I didn't check very carefully. My high level view is that if the fragmentation does not affect the observable performance, then it doesn't matter. These databases mostly uses random GUIDs as primary keys / cluster keys, which leads to a natural state of fairly heavy fragmentation (with the upside that there's no need for regular REORGANIZE/REBUILD maintenance operations).
I have previously done experiments on our most heavily used DB, by running
REBUILD
on all its big tables and indexes. But at that time I
couldn't detect any significant improvement on performance seen from the
backend services.
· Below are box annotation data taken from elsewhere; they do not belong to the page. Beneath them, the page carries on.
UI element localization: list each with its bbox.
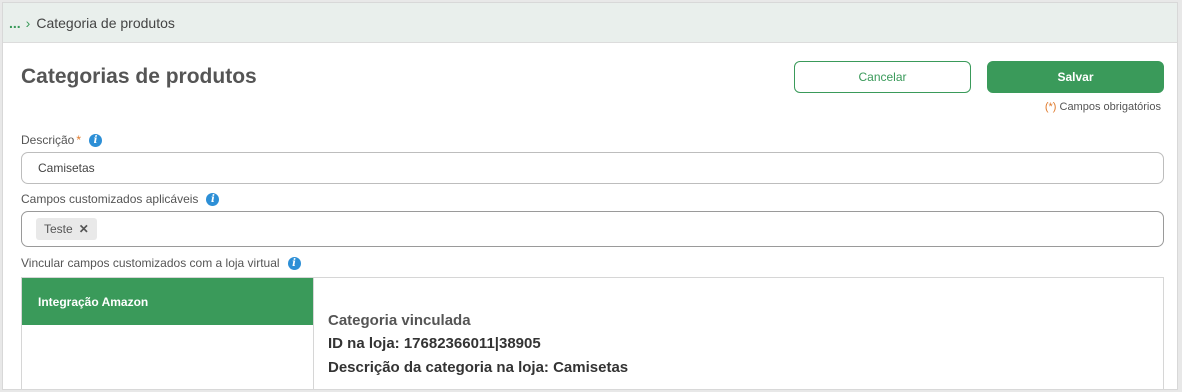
- required-asterisk: *: [76, 133, 82, 147]
- link-custom-fields-label-text: Vincular campos customizados com a loja …: [21, 256, 280, 270]
- linked-category-heading: Categoria vinculada: [328, 312, 471, 329]
- integration-content: Categoria vinculada ID na loja: 17682366…: [328, 312, 628, 383]
- cancel-button[interactable]: Cancelar: [794, 61, 971, 93]
- required-fields-note: (*) Campos obrigatórios: [1045, 101, 1161, 113]
- breadcrumb: ... › Categoria de produtos: [3, 3, 1177, 43]
- chevron-right-icon: ›: [25, 14, 31, 31]
- description-input-value: Camisetas: [38, 161, 95, 175]
- info-icon[interactable]: i: [287, 256, 301, 270]
- panel-divider: [313, 278, 314, 389]
- breadcrumb-current: Categoria de produtos: [36, 14, 175, 31]
- tab-integracao-amazon[interactable]: Integração Amazon: [22, 278, 313, 325]
- close-icon[interactable]: ✕: [79, 222, 89, 236]
- tag-label: Teste: [44, 222, 73, 236]
- description-label: Descrição * i: [21, 133, 103, 147]
- custom-fields-label-text: Campos customizados aplicáveis: [21, 192, 199, 206]
- link-custom-fields-label: Vincular campos customizados com a loja …: [21, 256, 301, 270]
- required-mark: (*): [1044, 101, 1057, 113]
- custom-fields-tag-input[interactable]: Teste ✕: [21, 211, 1164, 247]
- breadcrumb-ellipsis[interactable]: ...: [9, 15, 21, 31]
- description-label-text: Descrição: [21, 133, 75, 147]
- tag-chip: Teste ✕: [36, 218, 97, 240]
- info-icon[interactable]: i: [206, 192, 220, 206]
- description-input[interactable]: Camisetas: [21, 152, 1164, 184]
- page-title: Categorias de produtos: [21, 65, 257, 88]
- custom-fields-label: Campos customizados aplicáveis i: [21, 192, 220, 206]
- info-icon[interactable]: i: [89, 133, 103, 147]
- integration-panel: Integração Amazon Categoria vinculada ID…: [21, 277, 1164, 389]
- save-button[interactable]: Salvar: [987, 61, 1164, 93]
- store-category-description-line: Descrição da categoria na loja: Camiseta…: [328, 359, 629, 376]
- app-frame: ... › Categoria de produtos Categorias d…: [2, 2, 1178, 390]
- store-id-line: ID na loja: 17682366011|38905: [328, 335, 541, 352]
- required-text: Campos obrigatórios: [1059, 101, 1162, 113]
The same happened this time, any additional fragmentation
caused by the shrink operation did not have any visible effect on query times,
even when looking at a longer time period (e.g. several days). Maybe this
observation would be a good topic for another post?
Ok, we have concluded that the impact of DB performance were minimal while the shrink operation ran. But did it give any disk savings?
This is the resulting space used of the DBs after shrink, and the savings compared to before:
DB | Used (GB) | Allocated (GB) | Unused (GB) | Saved (GB) |
---|---|---|---|---|
Reporting | 24 | 31 | 7 | 207 |
Risk | 44 | 58 | 14 | 58 |
User | 180 | 240 | 60 | 113 |
total | 248 | 329 | 81 | 378 |
The shrink reduced the unused space from 459GB to 81GB, in total a reduction of 378GB!
With this massive disk usage saving we could scale down (or rather avoid scaling up to the next tier), and thereby save ~2700 USD in DB hosting costs.
I find it a bit strange that this useful command is not spread more widely. As shown above, given our very standard DBs I could only see a minor degrade of 99th percentile while running the shrink itself, and otherwise only upside of 100s of GB reclaimed for very low effort.
I would still recommend you keep AUTO_SHRINK
off by default. This
is to prevent it from running during a critical moment and to not end up in a
shrink/expand/shrink cycle, for example if a table is filled each day and then
emptied during the night. However, I won't hesitate to enable it the next time
there's 100s of GB that could be reclaimed.